To add to this, a text file is only special because it’s binary contents are restricted(ish) to a set of numbers an editor knows how to interpret into human-readable glyphs.
Now then, if you want to discuss how most modern (non-executable) file formats are just zip files, then we can have more fun.
If "text" means binary data where the numbers represent characters according to some mapping (code page), then there can be binary files containing no text, binary files containing among other things some text or binary files consisting entirely of text.
For example, a file of raw audio samples doesn't contain any text. (You could interpret it as text in some code page if (unlike e.g.

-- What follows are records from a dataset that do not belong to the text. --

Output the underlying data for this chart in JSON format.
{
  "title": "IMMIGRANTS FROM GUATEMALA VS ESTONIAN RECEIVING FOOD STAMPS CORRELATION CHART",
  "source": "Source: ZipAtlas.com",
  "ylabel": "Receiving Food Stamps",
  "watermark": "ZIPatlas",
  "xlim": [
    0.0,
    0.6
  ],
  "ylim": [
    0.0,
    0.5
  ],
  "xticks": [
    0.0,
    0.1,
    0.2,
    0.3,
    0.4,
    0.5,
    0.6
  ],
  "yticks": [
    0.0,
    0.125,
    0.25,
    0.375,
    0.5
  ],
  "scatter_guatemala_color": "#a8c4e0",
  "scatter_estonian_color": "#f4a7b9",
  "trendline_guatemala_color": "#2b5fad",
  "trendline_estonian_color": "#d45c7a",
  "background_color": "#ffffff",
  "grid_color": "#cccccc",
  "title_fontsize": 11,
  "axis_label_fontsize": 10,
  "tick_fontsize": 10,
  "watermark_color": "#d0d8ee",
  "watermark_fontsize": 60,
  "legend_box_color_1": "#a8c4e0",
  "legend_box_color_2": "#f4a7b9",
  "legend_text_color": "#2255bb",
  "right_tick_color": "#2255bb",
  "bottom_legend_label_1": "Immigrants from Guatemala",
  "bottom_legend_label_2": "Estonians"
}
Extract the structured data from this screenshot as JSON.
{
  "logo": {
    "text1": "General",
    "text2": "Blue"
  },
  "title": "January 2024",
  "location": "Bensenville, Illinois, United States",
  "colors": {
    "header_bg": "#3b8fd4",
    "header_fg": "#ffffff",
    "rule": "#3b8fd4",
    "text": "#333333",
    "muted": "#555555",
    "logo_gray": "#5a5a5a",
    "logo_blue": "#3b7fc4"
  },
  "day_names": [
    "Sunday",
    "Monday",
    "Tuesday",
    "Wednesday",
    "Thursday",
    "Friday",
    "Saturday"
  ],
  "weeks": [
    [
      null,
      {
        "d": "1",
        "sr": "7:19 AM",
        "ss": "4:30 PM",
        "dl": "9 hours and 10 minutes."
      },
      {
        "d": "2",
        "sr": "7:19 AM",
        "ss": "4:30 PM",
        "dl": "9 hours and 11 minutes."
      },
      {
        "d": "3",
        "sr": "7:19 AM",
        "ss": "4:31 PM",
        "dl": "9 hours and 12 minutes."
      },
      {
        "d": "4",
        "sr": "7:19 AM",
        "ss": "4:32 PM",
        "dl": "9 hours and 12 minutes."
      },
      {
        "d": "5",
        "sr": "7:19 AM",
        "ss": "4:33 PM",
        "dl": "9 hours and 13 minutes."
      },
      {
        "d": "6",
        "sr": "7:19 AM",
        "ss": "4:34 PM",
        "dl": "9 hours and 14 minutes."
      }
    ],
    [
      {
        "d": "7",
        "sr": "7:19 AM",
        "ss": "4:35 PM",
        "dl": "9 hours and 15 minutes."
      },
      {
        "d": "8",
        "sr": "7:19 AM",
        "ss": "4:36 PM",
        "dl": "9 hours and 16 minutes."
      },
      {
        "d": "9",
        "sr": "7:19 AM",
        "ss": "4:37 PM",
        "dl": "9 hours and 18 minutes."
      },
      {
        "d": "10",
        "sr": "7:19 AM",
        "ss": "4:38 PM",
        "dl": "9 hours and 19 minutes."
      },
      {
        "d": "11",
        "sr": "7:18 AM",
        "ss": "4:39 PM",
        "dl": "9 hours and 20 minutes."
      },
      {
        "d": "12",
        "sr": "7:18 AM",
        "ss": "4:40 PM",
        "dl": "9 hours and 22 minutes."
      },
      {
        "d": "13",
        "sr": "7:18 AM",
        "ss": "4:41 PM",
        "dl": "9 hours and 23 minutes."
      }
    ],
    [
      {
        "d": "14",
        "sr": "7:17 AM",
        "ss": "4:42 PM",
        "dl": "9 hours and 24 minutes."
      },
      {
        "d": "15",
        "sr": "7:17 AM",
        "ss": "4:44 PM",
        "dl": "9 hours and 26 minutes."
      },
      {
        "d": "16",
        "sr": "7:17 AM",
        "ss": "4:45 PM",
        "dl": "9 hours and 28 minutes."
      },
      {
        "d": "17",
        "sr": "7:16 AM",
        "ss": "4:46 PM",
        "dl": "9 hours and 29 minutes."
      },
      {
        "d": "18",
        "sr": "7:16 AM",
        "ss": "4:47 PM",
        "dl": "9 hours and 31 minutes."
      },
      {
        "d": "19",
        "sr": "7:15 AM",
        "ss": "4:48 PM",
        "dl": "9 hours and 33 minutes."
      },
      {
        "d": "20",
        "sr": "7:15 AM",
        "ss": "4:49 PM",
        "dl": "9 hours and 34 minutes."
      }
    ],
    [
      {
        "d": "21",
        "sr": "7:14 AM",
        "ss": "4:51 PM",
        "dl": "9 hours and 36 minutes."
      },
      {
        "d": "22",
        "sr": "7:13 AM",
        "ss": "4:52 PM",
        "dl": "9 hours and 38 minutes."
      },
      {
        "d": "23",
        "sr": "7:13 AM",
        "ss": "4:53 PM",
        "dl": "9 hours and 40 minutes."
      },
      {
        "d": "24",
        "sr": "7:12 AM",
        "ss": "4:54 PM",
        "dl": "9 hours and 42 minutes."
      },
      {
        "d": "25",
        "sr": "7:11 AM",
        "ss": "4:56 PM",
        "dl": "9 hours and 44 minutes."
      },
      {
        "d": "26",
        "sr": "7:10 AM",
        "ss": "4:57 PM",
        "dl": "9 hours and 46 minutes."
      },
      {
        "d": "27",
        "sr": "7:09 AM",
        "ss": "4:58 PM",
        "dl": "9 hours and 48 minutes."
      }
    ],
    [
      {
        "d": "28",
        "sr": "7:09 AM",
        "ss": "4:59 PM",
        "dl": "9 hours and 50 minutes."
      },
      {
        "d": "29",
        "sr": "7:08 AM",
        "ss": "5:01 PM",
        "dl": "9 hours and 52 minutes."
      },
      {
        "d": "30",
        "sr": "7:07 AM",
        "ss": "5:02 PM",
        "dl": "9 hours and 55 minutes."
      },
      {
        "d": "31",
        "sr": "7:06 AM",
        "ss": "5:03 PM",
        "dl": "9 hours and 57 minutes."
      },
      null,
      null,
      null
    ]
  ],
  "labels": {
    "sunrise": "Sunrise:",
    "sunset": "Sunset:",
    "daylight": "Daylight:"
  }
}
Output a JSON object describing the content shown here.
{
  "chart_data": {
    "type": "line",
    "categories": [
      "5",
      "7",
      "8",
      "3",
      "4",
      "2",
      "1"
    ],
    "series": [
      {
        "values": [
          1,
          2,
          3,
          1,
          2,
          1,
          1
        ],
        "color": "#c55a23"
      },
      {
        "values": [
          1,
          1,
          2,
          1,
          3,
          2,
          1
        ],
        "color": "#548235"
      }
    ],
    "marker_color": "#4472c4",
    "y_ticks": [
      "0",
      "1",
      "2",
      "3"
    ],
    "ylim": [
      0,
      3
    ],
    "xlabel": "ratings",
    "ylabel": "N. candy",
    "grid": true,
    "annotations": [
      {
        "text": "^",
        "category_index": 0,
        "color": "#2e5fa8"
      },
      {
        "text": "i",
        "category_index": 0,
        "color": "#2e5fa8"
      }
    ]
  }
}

ISO 8859-1) all bytes are valid in that code page, but you'd end up with nonsense.)
An SQLite file definitely contains text, but also other things, so it's not "plain text". If "text file" means a file consisting entirely of text, and nothing else, it's not a text file.
Thank you for your explanation. Admittedly, I was not thinking of plain text. I was thinking of the first option with the wrong interpretation of the word binary, which made me automatically jump to conclusion that binaries are basically 1s and 0s[1] and clearly it is not that simple.
Thank you everyone. It feels like today I re-learned something I misunderstood a long time ago.
> which made me automatically jump to conclusion that binaries are basically 1s and 0s[1] and clearly it is not that simple.
It essentially _is_ that simple, it’s just how you interpret those 1s and 0s. Say you try to interpret a PNG file as text: you get some representation of the 1s and 0s in that file, just not the right one.
I can imagine their rant upon finding a text that describes a telephone as a desktop device connected to the telephone network with a wire. "What kind of fool would describe a cellular data connection as a wire?"
Those that fail to learn from history are doomed to look really silly.